The Westerly station opened along with the New York, Providence and Boston Railroad on November 17, 1837. The original depot was a small wooden structure, similar to those still extant at nearby Noank and West Mystic. In 1872, a new station - similar to those still standing at Kingston and East Greenwich - was constructed. It had a pedestrian tunnel (passenger subway) for passengers to reach the westbound platform and shelter.

In 1912–13, the New York, New Haven and Hartford Railroad constructed the present station as part of a curve straightening project. The station building was in the Spanish Colonial Revival style, as were several other New Haven Railroad stations (including Buzzards Bay) built around the same time. The project included the station building, a new pedestrian tunnel, a westbound shelter that enclosed a tunnel entrance, and a shelter for the tunnel entrance on the eastbound side. A two-story brick freight house, now occupied by Westerly Agway, was constructed the same year.

The New Haven Railroad was at that time planning to expand the Northeast Corridor to four tracks along much of the route from New Haven to Boston, especially at busy stations. The bridge abutments to the west of the station over Canal Street and the Pawcatuck River were built for four tracks, although only two-track bridges were ever built. The line was rebuilt for three tracks from just east of the station to just west of Bradford, Rhode Island, with three-track bridges and cuts. A maintenance road now occupies the third track slot.

The station received a $2 million renovation in 1998 that restored it to its original state. As part of the project, a lift system was installed in the passenger subway.

Amtrak closed the Westerly ticket office on October 1, 2016, ceasing all ticketing and passenger assistance services. The building was reopened on August 17, 2018; the waiting area serves as an art gallery and is open on certain days of the week, and for special events.

Weekday stopping service was scheduled to increase from three northbound and four southbound trains to six northbound and five southbound trains on March 16, 2020. However, on that date Amtrak temporarily reduced Northeast Corridor service due to the COVID-19 pandemic.

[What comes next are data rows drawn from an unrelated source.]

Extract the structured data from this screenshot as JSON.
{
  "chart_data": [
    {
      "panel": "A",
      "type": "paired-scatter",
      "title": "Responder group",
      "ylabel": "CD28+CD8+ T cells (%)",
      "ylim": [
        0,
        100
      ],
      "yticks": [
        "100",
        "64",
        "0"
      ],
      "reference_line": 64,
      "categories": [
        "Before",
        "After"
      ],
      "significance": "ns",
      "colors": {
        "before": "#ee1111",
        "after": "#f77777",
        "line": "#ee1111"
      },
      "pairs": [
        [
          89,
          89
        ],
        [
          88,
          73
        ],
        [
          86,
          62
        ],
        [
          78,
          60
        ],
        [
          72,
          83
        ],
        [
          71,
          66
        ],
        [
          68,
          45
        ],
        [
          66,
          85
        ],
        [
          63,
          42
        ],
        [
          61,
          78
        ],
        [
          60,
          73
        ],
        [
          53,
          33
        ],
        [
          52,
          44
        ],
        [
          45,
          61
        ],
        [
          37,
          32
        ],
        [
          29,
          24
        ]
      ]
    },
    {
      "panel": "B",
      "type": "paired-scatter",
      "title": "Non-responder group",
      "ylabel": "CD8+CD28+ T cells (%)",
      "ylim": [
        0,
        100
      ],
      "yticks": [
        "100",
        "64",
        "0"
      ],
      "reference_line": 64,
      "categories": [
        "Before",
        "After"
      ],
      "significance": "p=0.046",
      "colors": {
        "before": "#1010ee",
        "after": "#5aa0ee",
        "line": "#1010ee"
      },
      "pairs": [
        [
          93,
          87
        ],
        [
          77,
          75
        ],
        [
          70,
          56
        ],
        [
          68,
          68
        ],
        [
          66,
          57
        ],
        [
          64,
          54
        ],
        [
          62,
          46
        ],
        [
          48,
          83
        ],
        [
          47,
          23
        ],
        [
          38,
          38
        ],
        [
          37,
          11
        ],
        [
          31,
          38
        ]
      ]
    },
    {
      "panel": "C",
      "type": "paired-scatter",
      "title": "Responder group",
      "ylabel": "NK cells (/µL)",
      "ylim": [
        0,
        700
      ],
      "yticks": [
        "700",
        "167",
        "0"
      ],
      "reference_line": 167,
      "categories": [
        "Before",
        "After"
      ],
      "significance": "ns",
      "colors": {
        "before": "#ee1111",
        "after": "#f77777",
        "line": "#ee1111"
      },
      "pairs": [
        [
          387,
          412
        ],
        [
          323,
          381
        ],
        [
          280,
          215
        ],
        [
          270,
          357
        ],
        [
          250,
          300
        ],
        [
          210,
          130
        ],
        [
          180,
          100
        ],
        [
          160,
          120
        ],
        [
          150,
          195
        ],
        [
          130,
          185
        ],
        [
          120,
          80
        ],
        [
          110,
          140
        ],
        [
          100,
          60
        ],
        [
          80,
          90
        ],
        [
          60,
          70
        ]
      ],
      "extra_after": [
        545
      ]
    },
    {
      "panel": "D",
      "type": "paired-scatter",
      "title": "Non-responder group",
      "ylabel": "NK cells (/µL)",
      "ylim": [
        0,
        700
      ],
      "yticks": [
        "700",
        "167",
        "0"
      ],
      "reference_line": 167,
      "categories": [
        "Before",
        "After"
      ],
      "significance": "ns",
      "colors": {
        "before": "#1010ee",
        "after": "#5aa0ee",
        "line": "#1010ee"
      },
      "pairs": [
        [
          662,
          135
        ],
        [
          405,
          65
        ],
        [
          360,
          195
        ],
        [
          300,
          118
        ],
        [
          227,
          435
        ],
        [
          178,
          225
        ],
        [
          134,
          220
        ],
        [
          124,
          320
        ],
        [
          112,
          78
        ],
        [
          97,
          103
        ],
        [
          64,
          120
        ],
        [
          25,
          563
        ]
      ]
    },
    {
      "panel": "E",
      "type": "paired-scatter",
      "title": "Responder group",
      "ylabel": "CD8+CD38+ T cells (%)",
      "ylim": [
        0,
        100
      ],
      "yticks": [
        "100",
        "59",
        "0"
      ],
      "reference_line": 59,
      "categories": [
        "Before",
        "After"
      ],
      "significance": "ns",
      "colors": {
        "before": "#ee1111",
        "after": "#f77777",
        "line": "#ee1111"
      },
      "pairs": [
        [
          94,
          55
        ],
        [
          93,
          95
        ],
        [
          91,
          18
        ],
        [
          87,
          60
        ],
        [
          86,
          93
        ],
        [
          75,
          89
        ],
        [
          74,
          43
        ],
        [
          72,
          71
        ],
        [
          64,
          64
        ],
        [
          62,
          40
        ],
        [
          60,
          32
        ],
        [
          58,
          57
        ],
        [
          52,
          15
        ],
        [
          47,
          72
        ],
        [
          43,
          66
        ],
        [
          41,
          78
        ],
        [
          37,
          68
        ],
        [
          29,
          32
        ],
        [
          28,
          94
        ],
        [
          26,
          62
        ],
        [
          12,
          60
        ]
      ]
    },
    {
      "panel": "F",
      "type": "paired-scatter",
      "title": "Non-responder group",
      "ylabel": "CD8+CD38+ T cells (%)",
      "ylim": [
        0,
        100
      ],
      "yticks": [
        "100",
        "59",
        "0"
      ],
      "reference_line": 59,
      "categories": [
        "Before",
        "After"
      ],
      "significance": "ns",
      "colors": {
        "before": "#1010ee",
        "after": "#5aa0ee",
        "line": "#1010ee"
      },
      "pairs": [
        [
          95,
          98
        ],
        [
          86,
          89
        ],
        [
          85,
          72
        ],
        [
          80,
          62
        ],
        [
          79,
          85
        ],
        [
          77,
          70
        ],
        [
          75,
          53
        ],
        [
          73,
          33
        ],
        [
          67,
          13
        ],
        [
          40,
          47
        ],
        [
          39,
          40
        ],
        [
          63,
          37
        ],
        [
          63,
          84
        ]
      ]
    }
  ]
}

Work began in early 2020 on accessibility improvements at Westerly, including two elevators to replace existing incline lifts in the stairways to the under-track passage. The work was completed in July 2022. In February 2026, the state indicated plans to apply for a $6.5 million Federal Railroad Administration grant to construct "mini-high" platforms for accessible boarding at the station. If the grant is awarded, the platforms would be completed by August 2029.